The disease is the second leading cause of deaths in the United States after lung cancer, but millions of people "still have not had recommended screening," according to the new CDC report.
"Tragically, one in three people who should be screened for colorectal cancer have not yet done so; and rates are even lower among Hispanics and blacks," said CDC director Thomas Frieden in a statement.
"Each year about 12,000 lives are saved as a result of mammography, and an additional 32,000 lives could be saved if every adult aged 50 years or older got tested regularly for colorectal cancer," he said.
Comparing the rates to screening for breast cancer - the second leading cause of cancer deaths among US women, but also the most commonly found - the CDC noted that "more than 22 million men and women have not had a potentially life-saving screening test for colorectal cancer."

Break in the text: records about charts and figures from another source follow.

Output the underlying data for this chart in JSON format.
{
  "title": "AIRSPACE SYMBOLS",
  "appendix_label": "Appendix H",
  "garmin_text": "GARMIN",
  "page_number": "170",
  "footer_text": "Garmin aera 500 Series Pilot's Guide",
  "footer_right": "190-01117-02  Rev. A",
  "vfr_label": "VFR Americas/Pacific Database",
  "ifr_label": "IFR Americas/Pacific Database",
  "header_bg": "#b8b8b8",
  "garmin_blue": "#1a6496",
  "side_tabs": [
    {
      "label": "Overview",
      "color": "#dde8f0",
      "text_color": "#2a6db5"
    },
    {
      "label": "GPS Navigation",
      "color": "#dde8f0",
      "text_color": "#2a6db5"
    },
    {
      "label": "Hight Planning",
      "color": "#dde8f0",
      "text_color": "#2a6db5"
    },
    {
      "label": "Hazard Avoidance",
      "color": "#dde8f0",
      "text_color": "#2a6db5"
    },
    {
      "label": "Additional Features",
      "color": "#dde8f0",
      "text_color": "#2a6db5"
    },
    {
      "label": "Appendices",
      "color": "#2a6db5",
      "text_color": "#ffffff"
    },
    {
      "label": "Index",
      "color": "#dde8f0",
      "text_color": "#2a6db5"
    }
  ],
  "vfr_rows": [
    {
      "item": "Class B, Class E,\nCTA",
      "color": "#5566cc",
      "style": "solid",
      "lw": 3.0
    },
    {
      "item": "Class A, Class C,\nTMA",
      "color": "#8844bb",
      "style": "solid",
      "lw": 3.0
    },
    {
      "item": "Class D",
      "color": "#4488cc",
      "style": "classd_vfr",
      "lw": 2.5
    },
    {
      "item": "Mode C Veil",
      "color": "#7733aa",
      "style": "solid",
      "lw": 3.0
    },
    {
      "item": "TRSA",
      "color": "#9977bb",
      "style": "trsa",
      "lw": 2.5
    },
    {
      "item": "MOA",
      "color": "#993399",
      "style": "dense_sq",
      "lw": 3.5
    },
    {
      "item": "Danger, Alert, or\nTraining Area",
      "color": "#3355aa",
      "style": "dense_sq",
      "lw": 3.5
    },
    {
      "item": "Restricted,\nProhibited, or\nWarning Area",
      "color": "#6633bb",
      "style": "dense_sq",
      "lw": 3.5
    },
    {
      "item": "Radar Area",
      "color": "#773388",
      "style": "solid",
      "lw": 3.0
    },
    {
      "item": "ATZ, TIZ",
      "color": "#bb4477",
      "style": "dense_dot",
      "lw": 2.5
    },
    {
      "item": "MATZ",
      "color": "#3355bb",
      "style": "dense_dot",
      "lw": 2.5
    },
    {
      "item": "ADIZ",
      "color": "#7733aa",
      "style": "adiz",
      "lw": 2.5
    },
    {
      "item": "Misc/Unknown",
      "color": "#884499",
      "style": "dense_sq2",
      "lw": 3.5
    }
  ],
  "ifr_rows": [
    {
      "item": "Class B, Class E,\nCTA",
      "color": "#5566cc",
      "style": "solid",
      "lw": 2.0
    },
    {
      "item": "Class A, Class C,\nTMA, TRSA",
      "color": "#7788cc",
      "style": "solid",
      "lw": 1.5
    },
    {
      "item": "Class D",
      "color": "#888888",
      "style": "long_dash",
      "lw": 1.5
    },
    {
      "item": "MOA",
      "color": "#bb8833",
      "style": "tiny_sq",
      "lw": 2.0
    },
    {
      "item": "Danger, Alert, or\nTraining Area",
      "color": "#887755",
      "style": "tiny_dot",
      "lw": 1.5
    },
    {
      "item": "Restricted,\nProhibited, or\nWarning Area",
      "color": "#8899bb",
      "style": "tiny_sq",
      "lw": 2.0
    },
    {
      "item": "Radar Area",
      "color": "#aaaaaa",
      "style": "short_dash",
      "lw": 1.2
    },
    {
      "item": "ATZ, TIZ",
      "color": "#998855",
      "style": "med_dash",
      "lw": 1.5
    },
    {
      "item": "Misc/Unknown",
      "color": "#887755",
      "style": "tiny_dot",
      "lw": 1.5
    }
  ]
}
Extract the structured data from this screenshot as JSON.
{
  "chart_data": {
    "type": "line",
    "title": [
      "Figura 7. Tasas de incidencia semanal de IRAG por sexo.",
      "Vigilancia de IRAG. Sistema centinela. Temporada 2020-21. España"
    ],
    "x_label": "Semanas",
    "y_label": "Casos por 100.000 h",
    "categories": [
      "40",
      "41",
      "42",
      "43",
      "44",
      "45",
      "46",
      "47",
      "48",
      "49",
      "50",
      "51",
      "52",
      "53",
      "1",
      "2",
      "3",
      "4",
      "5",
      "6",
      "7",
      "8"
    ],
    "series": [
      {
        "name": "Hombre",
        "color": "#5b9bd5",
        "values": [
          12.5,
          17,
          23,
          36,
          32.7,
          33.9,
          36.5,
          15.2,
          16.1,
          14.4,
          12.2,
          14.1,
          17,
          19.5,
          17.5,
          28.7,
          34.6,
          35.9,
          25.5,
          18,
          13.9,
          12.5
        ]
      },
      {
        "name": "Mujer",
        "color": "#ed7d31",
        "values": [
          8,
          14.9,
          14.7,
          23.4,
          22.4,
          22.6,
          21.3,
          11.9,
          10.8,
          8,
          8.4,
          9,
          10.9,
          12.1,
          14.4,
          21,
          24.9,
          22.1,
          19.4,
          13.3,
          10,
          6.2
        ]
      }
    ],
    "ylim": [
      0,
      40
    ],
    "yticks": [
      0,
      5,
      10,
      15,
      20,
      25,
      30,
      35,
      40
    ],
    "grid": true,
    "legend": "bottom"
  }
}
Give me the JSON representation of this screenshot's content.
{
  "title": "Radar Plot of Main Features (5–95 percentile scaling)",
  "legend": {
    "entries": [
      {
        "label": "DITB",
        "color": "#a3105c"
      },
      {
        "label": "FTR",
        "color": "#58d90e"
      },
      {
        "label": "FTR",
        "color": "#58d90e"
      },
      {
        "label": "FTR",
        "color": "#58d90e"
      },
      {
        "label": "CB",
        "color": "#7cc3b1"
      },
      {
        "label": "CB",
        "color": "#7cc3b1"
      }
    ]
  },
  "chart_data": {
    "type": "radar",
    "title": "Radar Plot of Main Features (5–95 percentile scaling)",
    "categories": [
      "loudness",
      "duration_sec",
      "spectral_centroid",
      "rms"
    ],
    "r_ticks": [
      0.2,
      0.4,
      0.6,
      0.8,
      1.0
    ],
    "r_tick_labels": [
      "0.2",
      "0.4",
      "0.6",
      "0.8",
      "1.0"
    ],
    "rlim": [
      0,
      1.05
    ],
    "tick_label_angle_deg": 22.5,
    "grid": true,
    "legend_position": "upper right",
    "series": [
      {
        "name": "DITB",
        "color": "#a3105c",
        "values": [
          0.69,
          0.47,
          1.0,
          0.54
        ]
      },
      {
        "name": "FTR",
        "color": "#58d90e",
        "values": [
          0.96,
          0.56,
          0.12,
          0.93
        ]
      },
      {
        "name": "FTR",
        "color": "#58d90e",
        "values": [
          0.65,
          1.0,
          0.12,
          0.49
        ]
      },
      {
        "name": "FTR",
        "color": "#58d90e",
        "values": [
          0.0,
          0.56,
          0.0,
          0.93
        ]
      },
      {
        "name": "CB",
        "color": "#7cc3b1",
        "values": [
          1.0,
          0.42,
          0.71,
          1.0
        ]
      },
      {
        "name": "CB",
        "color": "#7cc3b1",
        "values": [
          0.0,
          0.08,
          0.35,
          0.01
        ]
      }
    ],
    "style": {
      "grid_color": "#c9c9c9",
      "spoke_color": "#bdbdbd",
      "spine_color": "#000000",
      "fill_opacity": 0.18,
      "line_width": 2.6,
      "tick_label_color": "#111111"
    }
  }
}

While the signs are encouraging, that more adults are undergoing their recommended screenings, Frieden insisted: "We have more to do, especially when it comes to getting more people screened for colorectal cancer, which kills more American non-smokers than any other cancer."
In 2008, adult Americans who have health insurance had the highest rate of people receiving a colonoscopy, at 66 percent, compared to just 36 percent for those without insurance.